The Father, a stoic clockmaker, communicates affection through meticulous work rather than words, a habit that hardened into estrangement after his wife’s death. He stands as the narrator’s most painful unresolved bond, a reminder that time kept and time shared are not the same. Moving toward forgiveness—and learning to read love in silence—becomes the son’s final act of acceptance.


Minor Characters

  • Lettuce: The family’s first cat, rescued by the mother; his illness and passing foreshadow later losses and teach the household how love and grief complete one another.
  • Tsutaya: A movie-mad friend from junior high who works at a video store; his ardor for cinema helps the narrator choose a last film and celebrates the passion that art can kindle.
  • Tom: A traveler the narrator and his first love meet in Buenos Aires; his sudden death exposes life’s fragility and hastens the unraveling of their relationship.

Character Relationships & Dynamics

At the core is the son–parent triad: the narrator, his mother, and his father. The mother’s warmth and philosophy give the narrator a language for love and loss, while the father’s taciturn devotion—expressed in clocks, not confessions—forces the son to recognize care where words fail. Reconciling these two legacies allows him to accept that love is often practical, quiet, and easy to miss until it’s gone.

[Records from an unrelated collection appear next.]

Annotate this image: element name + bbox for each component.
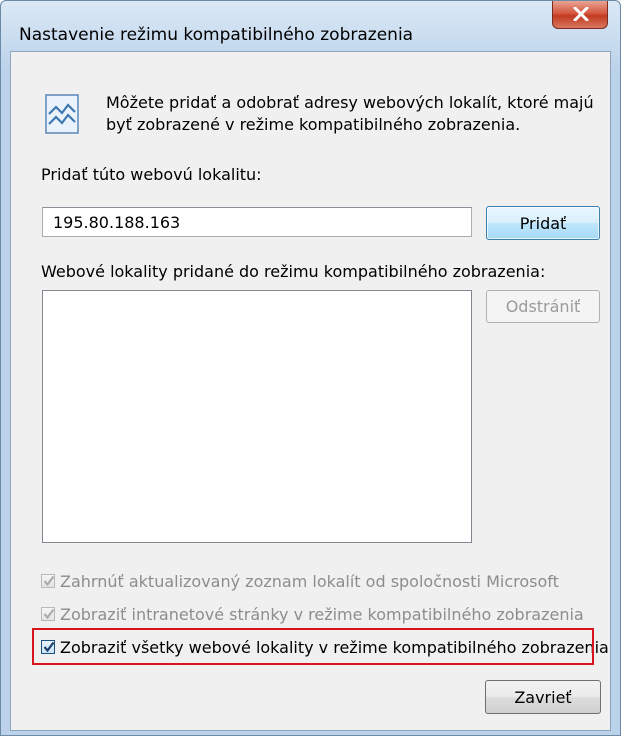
checkbox-intranet-compat[interactable] xyxy=(41,607,55,621)
remove-button[interactable]: Odstrániť xyxy=(486,290,600,323)
checkbox-include-microsoft-list[interactable] xyxy=(41,574,55,588)
option-label: Zobraziť intranetové stránky v režime ko… xyxy=(60,604,584,624)
dialog-content: Môžete pridať a odobrať adresy webových … xyxy=(10,51,611,731)
checkmark-icon xyxy=(43,575,55,587)
close-icon xyxy=(573,7,589,21)
dialog-window: Nastavenie režimu kompatibilného zobraze… xyxy=(0,0,621,736)
site-url-input[interactable] xyxy=(42,207,472,237)
window-title: Nastavenie režimu kompatibilného zobraze… xyxy=(19,25,414,45)
checkmark-icon xyxy=(43,641,55,653)
close-button[interactable]: Zavrieť xyxy=(485,680,601,714)
site-list-label: Webové lokality pridané do režimu kompat… xyxy=(41,262,546,281)
close-window-button[interactable] xyxy=(552,1,608,29)
option-include-microsoft-list[interactable]: Zahrnúť aktualizovaný zoznam lokalít od … xyxy=(41,568,559,594)
checkmark-icon xyxy=(43,608,55,620)
option-label: Zobraziť všetky webové lokality v režime… xyxy=(60,637,609,657)
add-site-label: Pridať túto webovú lokalitu: xyxy=(41,165,262,184)
option-all-sites-compat[interactable]: Zobraziť všetky webové lokality v režime… xyxy=(41,634,609,660)
option-label: Zahrnúť aktualizovaný zoznam lokalít od … xyxy=(60,571,559,591)
compat-view-icon xyxy=(45,94,79,134)
add-button[interactable]: Pridať xyxy=(486,206,600,240)
info-text: Môžete pridať a odobrať adresy webových … xyxy=(106,93,594,134)
site-list[interactable] xyxy=(42,290,472,543)
checkbox-all-sites-compat[interactable] xyxy=(41,640,55,654)
option-intranet-compat[interactable]: Zobraziť intranetové stránky v režime ko… xyxy=(41,601,584,627)
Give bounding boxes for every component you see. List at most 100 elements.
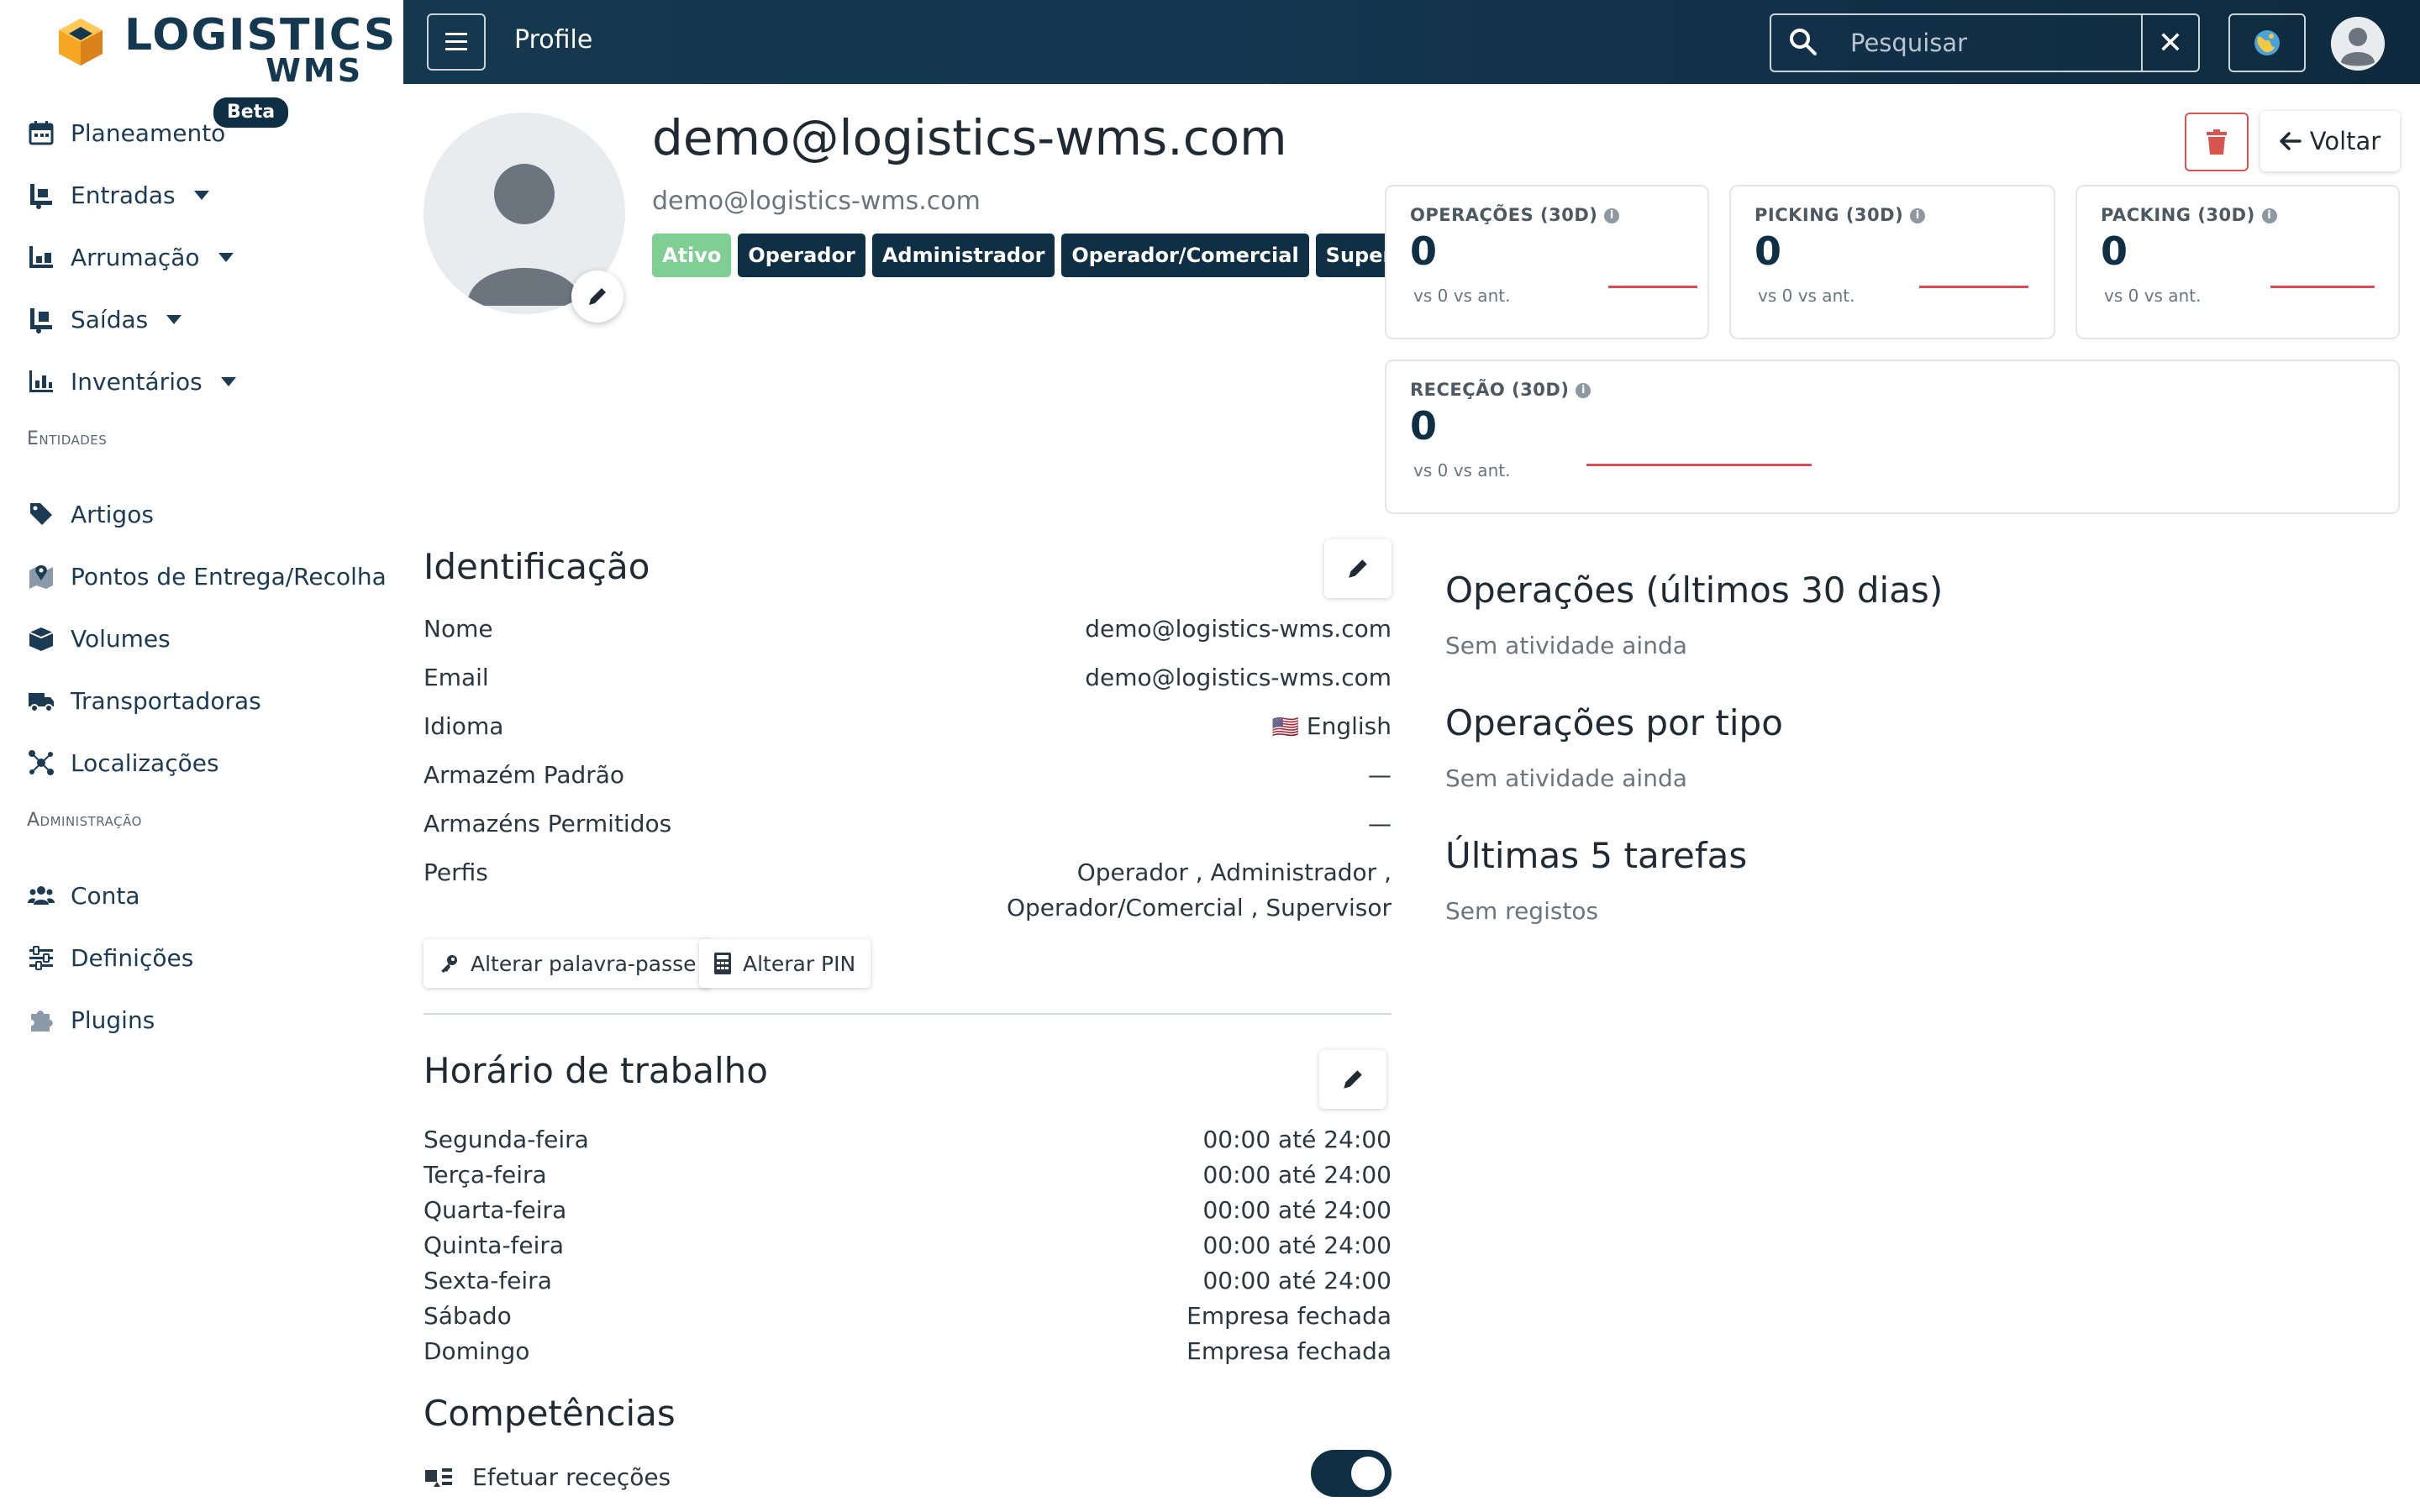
schedule-day: Segunda-feira <box>424 1126 589 1153</box>
key-icon <box>441 955 457 973</box>
sparkline <box>1586 464 1812 466</box>
change-password-button[interactable]: Alterar palavra-passe <box>424 939 712 988</box>
kpi-value: 0 <box>1410 403 1438 449</box>
logo-subtitle: WMS <box>266 52 364 89</box>
field-label: Armazéns Permitidos <box>424 810 672 837</box>
back-button[interactable]: Voltar <box>2260 111 2400 171</box>
sidebar-item-arrumacao[interactable]: Arrumação <box>27 234 234 281</box>
inbound-icon <box>30 184 52 209</box>
field-value: Operador/Comercial , Supervisor <box>1006 894 1392 921</box>
sparkline <box>1919 286 2028 288</box>
sidebar-item-label: Artigos <box>71 500 154 528</box>
sidebar-item-planeamento[interactable]: Planeamento <box>27 109 225 156</box>
schedule-hours: Empresa fechada <box>1186 1302 1392 1330</box>
shelving-icon <box>29 246 53 268</box>
sidebar-item-label: Pontos de Entrega/Recolha <box>71 562 387 591</box>
edit-schedule-button[interactable] <box>1319 1050 1386 1109</box>
clear-search-button[interactable]: ✕ <box>2141 13 2200 72</box>
theme-toggle-button[interactable] <box>2228 13 2306 72</box>
section-title-competencias: Competências <box>424 1393 676 1434</box>
sidebar-item-plugins[interactable]: Plugins <box>27 996 155 1043</box>
flag-icon: 🇺🇸 <box>1271 715 1299 740</box>
sidebar-item-label: Transportadoras <box>71 686 261 715</box>
field-value: Operador , Administrador , <box>1076 858 1392 886</box>
globe-icon <box>2254 30 2280 55</box>
calculator-icon <box>714 953 731 974</box>
kpi-label: RECEÇÃO (30D) <box>1410 380 1570 400</box>
sidebar-item-label: Entradas <box>71 181 176 209</box>
role-badge: Administrador <box>871 234 1055 277</box>
sidebar-item-transportadoras[interactable]: Transportadoras <box>27 677 261 724</box>
schedule-day: Quinta-feira <box>424 1231 565 1259</box>
section-title-horario: Horário de trabalho <box>424 1050 768 1091</box>
sidebar-item-saidas[interactable]: Saídas <box>27 296 182 343</box>
sidebar-item-label: Conta <box>71 881 140 910</box>
ops-chart-empty: Sem atividade ainda <box>1445 632 1687 659</box>
kpi-card-picking: PICKING (30D) i 0 vs 0 vs ant. <box>1729 185 2055 339</box>
sidebar-item-label: Plugins <box>71 1005 155 1034</box>
field-label: Email <box>424 664 489 691</box>
pencil-icon <box>1344 1070 1362 1089</box>
schedule-day: Quarta-feira <box>424 1196 567 1224</box>
user-icon <box>2331 17 2385 71</box>
section-title-identificacao: Identificação <box>424 546 650 587</box>
field-value: — <box>1368 761 1392 789</box>
user-avatar[interactable] <box>2331 17 2385 71</box>
chevron-down-icon <box>193 190 209 200</box>
sidebar-item-definicoes[interactable]: Definições <box>27 934 193 981</box>
sidebar-item-pontos[interactable]: Pontos de Entrega/Recolha <box>27 553 387 600</box>
tasks-empty: Sem registos <box>1445 897 1599 925</box>
trash-icon <box>2207 129 2227 155</box>
sliders-icon <box>29 946 53 970</box>
schedule-hours: 00:00 até 24:00 <box>1202 1161 1392 1189</box>
edit-photo-button[interactable] <box>571 270 623 323</box>
sidebar-item-label: Arrumação <box>71 243 200 271</box>
sidebar-item-volumes[interactable]: Volumes <box>27 615 171 662</box>
chevron-down-icon <box>220 376 236 386</box>
sidebar-item-inventarios[interactable]: Inventários <box>27 358 236 405</box>
tasks-title: Últimas 5 tarefas <box>1445 835 1748 876</box>
close-icon: ✕ <box>2157 25 2184 60</box>
sidebar-item-entradas[interactable]: Entradas <box>27 171 209 218</box>
change-pin-button[interactable]: Alterar PIN <box>699 939 871 988</box>
search-input[interactable] <box>1849 18 2129 67</box>
field-value-language: 🇺🇸 English <box>1272 712 1392 740</box>
schedule-day: Terça-feira <box>424 1161 547 1189</box>
role-badges: Ativo Operador Administrador Operador/Co… <box>652 234 1459 277</box>
field-label: Armazém Padrão <box>424 761 625 789</box>
language-value: English <box>1306 712 1392 740</box>
kpi-sub: vs 0 vs ant. <box>1413 460 1511 480</box>
kpi-value: 0 <box>1754 228 1782 274</box>
info-icon: i <box>1604 208 1620 223</box>
pencil-icon <box>589 288 606 305</box>
section-entidades: Entidades <box>27 428 108 449</box>
field-label: Idioma <box>424 712 504 740</box>
inventory-icon <box>29 370 53 392</box>
kpi-sub: vs 0 vs ant. <box>1413 286 1511 306</box>
role-badge: Operador <box>738 234 865 277</box>
kpi-card-packing: PACKING (30D) i 0 vs 0 vs ant. <box>2075 185 2400 339</box>
change-password-label: Alterar palavra-passe <box>471 951 697 976</box>
field-label: Nome <box>424 615 493 643</box>
puzzle-icon <box>31 1011 53 1032</box>
field-value: demo@logistics-wms.com <box>1085 664 1392 691</box>
sidebar-item-artigos[interactable]: Artigos <box>27 491 154 538</box>
menu-toggle-button[interactable] <box>427 13 486 71</box>
competence-toggle[interactable] <box>1311 1450 1392 1497</box>
section-administracao: Administração <box>27 810 142 831</box>
sidebar-item-conta[interactable]: Conta <box>27 872 140 919</box>
sidebar-item-localizacoes[interactable]: Localizações <box>27 739 219 786</box>
kpi-card-operacoes: OPERAÇÕES (30D) i 0 vs 0 vs ant. <box>1385 185 1709 339</box>
schedule-hours: Empresa fechada <box>1186 1337 1392 1365</box>
delete-button[interactable] <box>2185 113 2249 171</box>
toggle-knob <box>1351 1457 1385 1490</box>
edit-identification-button[interactable] <box>1324 539 1392 598</box>
change-pin-label: Alterar PIN <box>743 951 856 976</box>
profile-title: demo@logistics-wms.com <box>652 109 1287 166</box>
info-icon: i <box>2261 208 2277 223</box>
receiving-icon <box>425 1468 452 1487</box>
tags-icon <box>30 503 52 525</box>
sidebar-item-label: Inventários <box>71 367 203 396</box>
truck-icon <box>29 693 54 712</box>
schedule-hours: 00:00 até 24:00 <box>1202 1196 1392 1224</box>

The first love rekindles the past to illuminate the present. With the ex-girlfriend, shared memories of phones, films, and travel reveal how small acts of withdrawal can corrode intimacy, yet they also show how memory preserves meaning after romance fades. Her delivery of the mother’s final letter entwines two bonds—family and first love—so the narrator can read his life compassionately rather than regretfully.

The story’s catalyst is the narrator’s smirking double, whose bargains expose what seems trivial until it vanishes. Erasing phones, movies, and clocks strips away conveniences and comforts to reveal what remains indispensable: the relationships that give shape to time. Against this pressure stands Cabbage, the plain, everyday love that anchors the narrator to the world; choosing the cat over an extra day reframes victory as the courage to lose well.

Around the edges, Lettuce, Tsutaya, and Tom deepen the emotional map. Lettuce’s arc foreshadows the family’s later griefs; Tsutaya’s exuberant cinephilia models devotion without regret; Tom’s death reminds the lovers—and the reader—that meaning often arrives only when time feels shortest. Together these connections form a web where each strand tugs the narrator toward a simple truth: a life’s value is measured not by its length, but by the love it holds.